The approach implemented in the Classification Trees module for linear combination splits can also be used as the analysis method for constructing classification trees using univariate splits. Actually, a univariate split is just a special case of a linear combination split. Imagine a linear combination split in which the coefficients for creating the weighted composite were zero for all predictor variables except one. Since scores on the weighted composite would depend only on the scores on the one predictor variable with the nonzero coefficient, the resulting split would be a univariate split.
The approach implemented in the Classification Trees module for the Discriminant-based univariate split selection method for categorical and ordered predictors and for the Discriminant-based linear combination split selection method for ordered predictors is an adaptation of the algorithms used in QUEST (Quick, Unbiased, Efficient Statistical Trees). QUEST is a classification tree program developed by Loh and Shih (1997) that employs a modification of recursive quadratic discriminant analysis and includes a number of innovative features for improving the reliability and efficiency of the classification trees that it computes.
The algorithms used in QUEST are fairly technical (for references to descriptions of these algorithms, see Notes on Computational Algorithms), but the Classification Trees module also offers a split selection method option based on a conceptually simpler approach. The C & RT-style univariate split selection method is an adaptation of the algorithms used in C & RT, as described by Breiman et al. (1984). C & RT (Classification and Regression Trees) is a classification tree program that uses an exhaustive grid search of all possible univariate splits to find the splits for a classification tree.

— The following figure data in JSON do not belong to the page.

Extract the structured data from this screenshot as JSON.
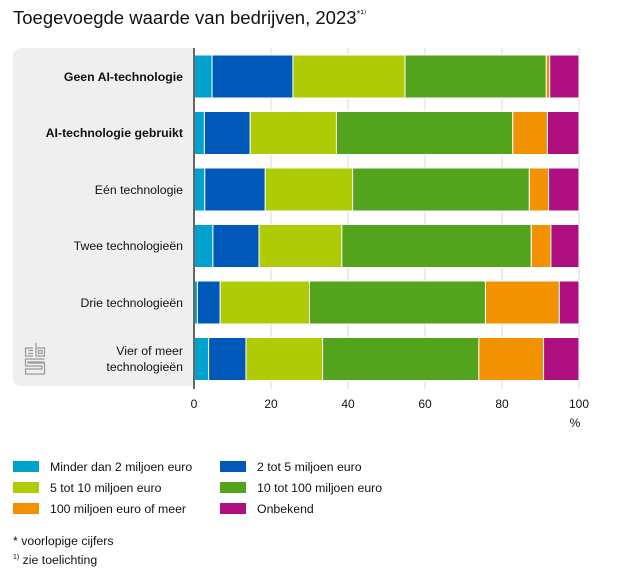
{
  "title": "Toegevoegde waarde van bedrijven, 2023",
  "title_suffix": "*¹⁾",
  "chart_data": {
    "type": "bar",
    "orientation": "horizontal",
    "stacked": true,
    "title": "Toegevoegde waarde van bedrijven, 2023*1)",
    "xlabel": "%",
    "ylabel": "",
    "xlim": [
      0,
      100
    ],
    "xticks": [
      0,
      20,
      40,
      60,
      80,
      100
    ],
    "grid": true,
    "legend_position": "bottom",
    "categories": [
      {
        "label": "Geen AI-technologie",
        "bold": true
      },
      {
        "label": "AI-technologie gebruikt",
        "bold": true
      },
      {
        "label": "Eén technologie",
        "bold": false
      },
      {
        "label": "Twee technologieën",
        "bold": false
      },
      {
        "label": "Drie technologieën",
        "bold": false
      },
      {
        "label": "Vier of meer technologieën",
        "bold": false
      }
    ],
    "series": [
      {
        "name": "Minder dan 2 miljoen euro",
        "color": "#00a1cd",
        "values": [
          4.7,
          2.7,
          2.8,
          4.9,
          0.9,
          3.8
        ]
      },
      {
        "name": "2 tot 5 miljoen euro",
        "color": "#0058b8",
        "values": [
          21.0,
          11.9,
          15.7,
          12.0,
          5.9,
          9.7
        ]
      },
      {
        "name": "5 tot 10 miljoen euro",
        "color": "#afcb05",
        "values": [
          29.1,
          22.4,
          22.7,
          21.5,
          23.2,
          19.9
        ]
      },
      {
        "name": "10 tot 100 miljoen euro",
        "color": "#53a31d",
        "values": [
          36.7,
          45.8,
          45.9,
          49.2,
          45.7,
          40.6
        ]
      },
      {
        "name": "100 miljoen euro of meer",
        "color": "#f39200",
        "values": [
          0.9,
          9.0,
          5.0,
          5.1,
          19.2,
          16.8
        ]
      },
      {
        "name": "Onbekend",
        "color": "#af0e80",
        "values": [
          7.6,
          8.2,
          7.9,
          7.3,
          5.1,
          9.2
        ]
      }
    ]
  },
  "legend": {
    "items": [
      {
        "label": "Minder dan 2 miljoen euro",
        "color": "#00a1cd"
      },
      {
        "label": "2 tot 5 miljoen euro",
        "color": "#0058b8"
      },
      {
        "label": "5 tot 10 miljoen euro",
        "color": "#afcb05"
      },
      {
        "label": "10 tot 100 miljoen euro",
        "color": "#53a31d"
      },
      {
        "label": "100 miljoen euro of meer",
        "color": "#f39200"
      },
      {
        "label": "Onbekend",
        "color": "#af0e80"
      }
    ]
  },
  "notes": {
    "provisional": "* voorlopige cijfers",
    "footnote_mark": "1)",
    "footnote_text": " zie toelichting"
  },
  "logo": "cbs-logo-icon"
}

The QUEST and C & RT analysis options complement each other nicely. C & RT searches can be lengthy when there are a large number of predictor variables with many levels, and it is biased toward choosing predictor variables with more levels for splits, but because it employs an exhaustive search, it is guaranteed to find the splits producing the best classification (in the learning sample, but not necessarily in cross-validation samples).

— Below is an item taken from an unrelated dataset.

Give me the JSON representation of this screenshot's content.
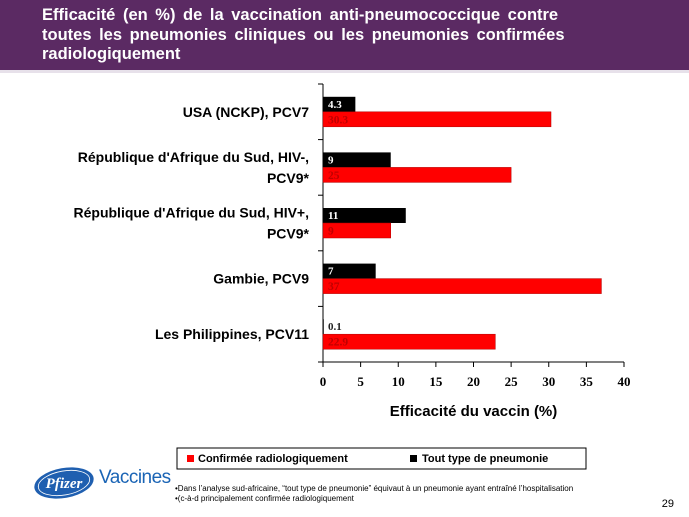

QUEST is fast and unbiased. The speed advantage of QUEST over C & RT is particularly dramatic when the predictor variables have dozens of levels (Loh & Shih, 1997, report an analysis completed by QUEST in 1 CPU second that took C & RT 30.5 CPU hours to complete). QUEST's lack of bias in variable selection for splits is also a distinct advantage when some predictor variables have few levels and other predictor variables have many levels (predictors with many levels are more likely to produce fluke theories, which fit the data well but have low predictive accuracy, see Doyle, 1973, and Quinlan & Cameron-Jones, 1995). Finally, QUEST does not sacrifice predictive accuracy for speed (Lim, Loh, & Shih, 1997). Together, the QUEST and C & RT options enable you to fully exploit the flexibility of classification trees.